The danger of any revolution is that it will go too far, lose sight of its initial aims, and gather a perverse momentum that spells its own demise. This is what happened with the Reagan Revolution: it created too much economic inequality and too many zealots eager to sacrifice common sense and moderation for their ideology.  The zealots speak of freedom and democracy as they toil to degrade both. Freedom must mean more than the freedom to shop, to consume, to acquire and accumulate worldly goods; democracy is hollow if it consistently ignores the will of the governed. 

Hyper social Darwinism, every citizen on his or her own, a gladiator in the economic arena, competing for survival against implacable foes that view mercy as weakness and moderation as a sin. As philosopher Alain Badiou has described our twisted age:

Privatize everything. Abolish help for the weak, the solitary, the sick and the unemployed. Abolish all aid for everyone except the banks. Don’t look after the poor; let the elderly die. Reduce the wages of the poor, but reduce taxes on the rich. Make everyone work until they are ninety.”

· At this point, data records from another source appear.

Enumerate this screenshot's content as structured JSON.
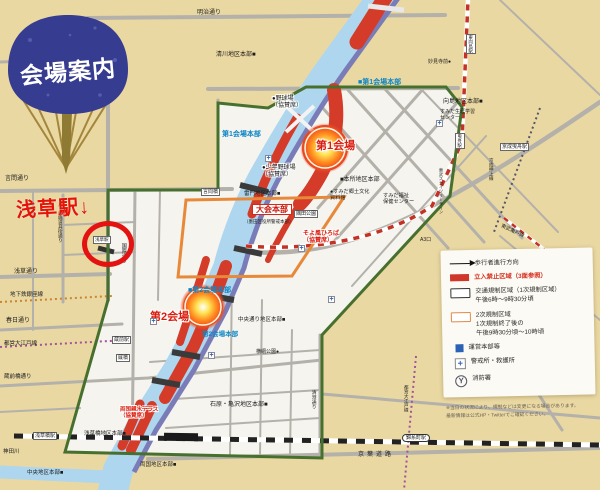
{
  "fan": {
    "label": "会場案内"
  },
  "annotation": {
    "text": "浅草駅↓"
  },
  "colors": {
    "paper": "#ead8a2",
    "regulated_fill": "#f5f4ee",
    "river": "#aed6ee",
    "expressway": "#7a7cb8",
    "no_entry_red": "#d43b28",
    "green_boundary": "#47702e",
    "orange_boundary": "#e8893a",
    "hq_blue": "#0d86c6",
    "annotation_red": "#e41210",
    "fan_blue": "#363c8f"
  },
  "legend": {
    "items": [
      {
        "icon": "arrow",
        "label": "歩行者進行方向",
        "red": false
      },
      {
        "icon": "redbar",
        "label": "立入禁止区域（3面参照）",
        "red": true
      },
      {
        "icon": "box",
        "label": "交通規制区域（1次規制区域）\n午後6時〜9時30分頃",
        "red": false
      },
      {
        "icon": "obox",
        "label": "2次規制区域\n1次規制終了後の\n午後9時30分頃〜10時頃",
        "red": false
      },
      {
        "icon": "bluesq",
        "label": "運営本部等",
        "red": false
      },
      {
        "icon": "plus",
        "label": "警戒所・救護所",
        "red": false
      },
      {
        "icon": "fire",
        "label": "消防署",
        "red": false
      }
    ]
  },
  "footnote": {
    "line1": "※当日の状況により、規制などは変更になる場合があります。",
    "line2": "最新情報は公式HP・Twitterでご確認ください。"
  },
  "map": {
    "labels": [
      {
        "t": "明治通り",
        "x": 197,
        "y": 10,
        "s": 6
      },
      {
        "t": "言問通り",
        "x": 5,
        "y": 176,
        "s": 6
      },
      {
        "t": "浅草通り",
        "x": 14,
        "y": 269,
        "s": 6
      },
      {
        "t": "地下鉄銀座線",
        "x": 10,
        "y": 292,
        "s": 5.5
      },
      {
        "t": "春日通り",
        "x": 6,
        "y": 318,
        "s": 6
      },
      {
        "t": "都営大江戸線",
        "x": 4,
        "y": 341,
        "s": 5.5
      },
      {
        "t": "蔵前橋通り",
        "x": 4,
        "y": 374,
        "s": 5.5
      },
      {
        "t": "神田川",
        "x": 3,
        "y": 449,
        "s": 5.5
      },
      {
        "t": "かっぱ橋道具街通り",
        "x": 58,
        "y": 202,
        "s": 4.5,
        "v": true
      },
      {
        "t": "国際通り",
        "x": 120,
        "y": 243,
        "s": 5,
        "v": true
      },
      {
        "t": "清川地区本部■",
        "x": 216,
        "y": 52,
        "s": 6
      },
      {
        "t": "妙見寺前●",
        "x": 428,
        "y": 60,
        "s": 5
      },
      {
        "t": "■第1会場本部",
        "x": 358,
        "y": 79,
        "s": 7,
        "c": "blue"
      },
      {
        "t": "東向島駅",
        "x": 466,
        "y": 34,
        "s": 4.5,
        "v": true,
        "b": true
      },
      {
        "t": "向島地区本部■",
        "x": 443,
        "y": 99,
        "s": 6
      },
      {
        "t": "すみだ生涯学習\nセンター",
        "x": 440,
        "y": 110,
        "s": 5
      },
      {
        "t": "曳舟駅",
        "x": 455,
        "y": 133,
        "s": 4.5,
        "v": true,
        "b": true
      },
      {
        "t": "京成曳舟駅",
        "x": 500,
        "y": 143,
        "s": 5,
        "b": true
      },
      {
        "t": "京成押上線",
        "x": 489,
        "y": 158,
        "s": 4.5,
        "v": true
      },
      {
        "t": "東武スカイツリーライン",
        "x": 438,
        "y": 168,
        "s": 4.2,
        "v": true
      },
      {
        "t": "東武亀戸線",
        "x": 502,
        "y": 224,
        "s": 5,
        "rot": 25
      },
      {
        "t": "●野球場\n（協賛席）",
        "x": 272,
        "y": 96,
        "s": 6,
        "h": true
      },
      {
        "t": "第1会場",
        "x": 316,
        "y": 140,
        "s": 11,
        "c": "red",
        "h": true
      },
      {
        "t": "●少年野球場\n（協賛席）",
        "x": 262,
        "y": 165,
        "s": 6,
        "h": true
      },
      {
        "t": "第1会場本部",
        "x": 222,
        "y": 131,
        "s": 7,
        "c": "blue"
      },
      {
        "t": "■本所地区本部",
        "x": 340,
        "y": 177,
        "s": 6
      },
      {
        "t": "●すみだ郷土文化\n資料館",
        "x": 330,
        "y": 189,
        "s": 5.2
      },
      {
        "t": "すみだ福祉\n保健センター",
        "x": 383,
        "y": 193,
        "s": 5.2
      },
      {
        "t": "言問橋",
        "x": 201,
        "y": 188,
        "s": 5,
        "b": true
      },
      {
        "t": "雷門地区本部■",
        "x": 244,
        "y": 191,
        "s": 5.5
      },
      {
        "t": "大会本部",
        "x": 252,
        "y": 204,
        "s": 8,
        "rb": true
      },
      {
        "t": "（墨田区役所警戒本部）",
        "x": 244,
        "y": 219,
        "s": 4.5
      },
      {
        "t": "隅田公園",
        "x": 294,
        "y": 210,
        "s": 5,
        "b": true
      },
      {
        "t": "そよ風ひろば\n（協賛席）",
        "x": 303,
        "y": 231,
        "s": 6,
        "c": "red",
        "h": true
      },
      {
        "t": "A3口",
        "x": 420,
        "y": 238,
        "s": 5
      },
      {
        "t": "浅草駅",
        "x": 93,
        "y": 236,
        "s": 4.5,
        "b": true
      },
      {
        "t": "■第2会場本部",
        "x": 188,
        "y": 287,
        "s": 7,
        "c": "blue"
      },
      {
        "t": "第2会場",
        "x": 150,
        "y": 311,
        "s": 11,
        "c": "red",
        "h": true
      },
      {
        "t": "第2会場本部",
        "x": 202,
        "y": 331,
        "s": 6.5,
        "c": "blue"
      },
      {
        "t": "中央通り地区本部■",
        "x": 238,
        "y": 317,
        "s": 5.5
      },
      {
        "t": "蔵前駅",
        "x": 112,
        "y": 336,
        "s": 5,
        "b": true
      },
      {
        "t": "厩橋",
        "x": 116,
        "y": 354,
        "s": 5,
        "b": true
      },
      {
        "t": "横網公園●",
        "x": 256,
        "y": 350,
        "s": 5
      },
      {
        "t": "清澄通り",
        "x": 310,
        "y": 390,
        "s": 4.8,
        "v": true
      },
      {
        "t": "都営大江戸線",
        "x": 404,
        "y": 385,
        "s": 4.5,
        "v": true
      },
      {
        "t": "石原・亀沢地区本部■",
        "x": 210,
        "y": 402,
        "s": 6
      },
      {
        "t": "両国親水テラス\n（協賛席）",
        "x": 120,
        "y": 407,
        "s": 5.5,
        "c": "red",
        "h": true
      },
      {
        "t": "浅草橋駅",
        "x": 33,
        "y": 432,
        "s": 5,
        "b": true
      },
      {
        "t": "浅草橋地区本部■",
        "x": 84,
        "y": 431,
        "s": 5.5
      },
      {
        "t": "両国地区本部■",
        "x": 140,
        "y": 462,
        "s": 5.5
      },
      {
        "t": "中央地区本部■",
        "x": 27,
        "y": 470,
        "s": 5.5
      },
      {
        "t": "錦糸町駅",
        "x": 402,
        "y": 434,
        "s": 5,
        "b": true,
        "ov": true
      },
      {
        "t": "京葉道路",
        "x": 358,
        "y": 452,
        "s": 6,
        "ls": 3
      }
    ],
    "aid_markers": [
      {
        "x": 265,
        "y": 155
      },
      {
        "x": 298,
        "y": 245
      },
      {
        "x": 208,
        "y": 352
      },
      {
        "x": 328,
        "y": 296
      },
      {
        "x": 150,
        "y": 318
      },
      {
        "x": 436,
        "y": 120
      }
    ]
  }
}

Is this the ethos we want to organize our society around? If so, count me out. We can’t continue like this because it’s not sustainable for our society or the planet on which we depend. We desperately need new social movements and a new economic arrangement that tempers greed and establishes a multiple bottom line that takes the welfare of workers and the health of the environment into account.

Unfortunately, the hour is later than we know.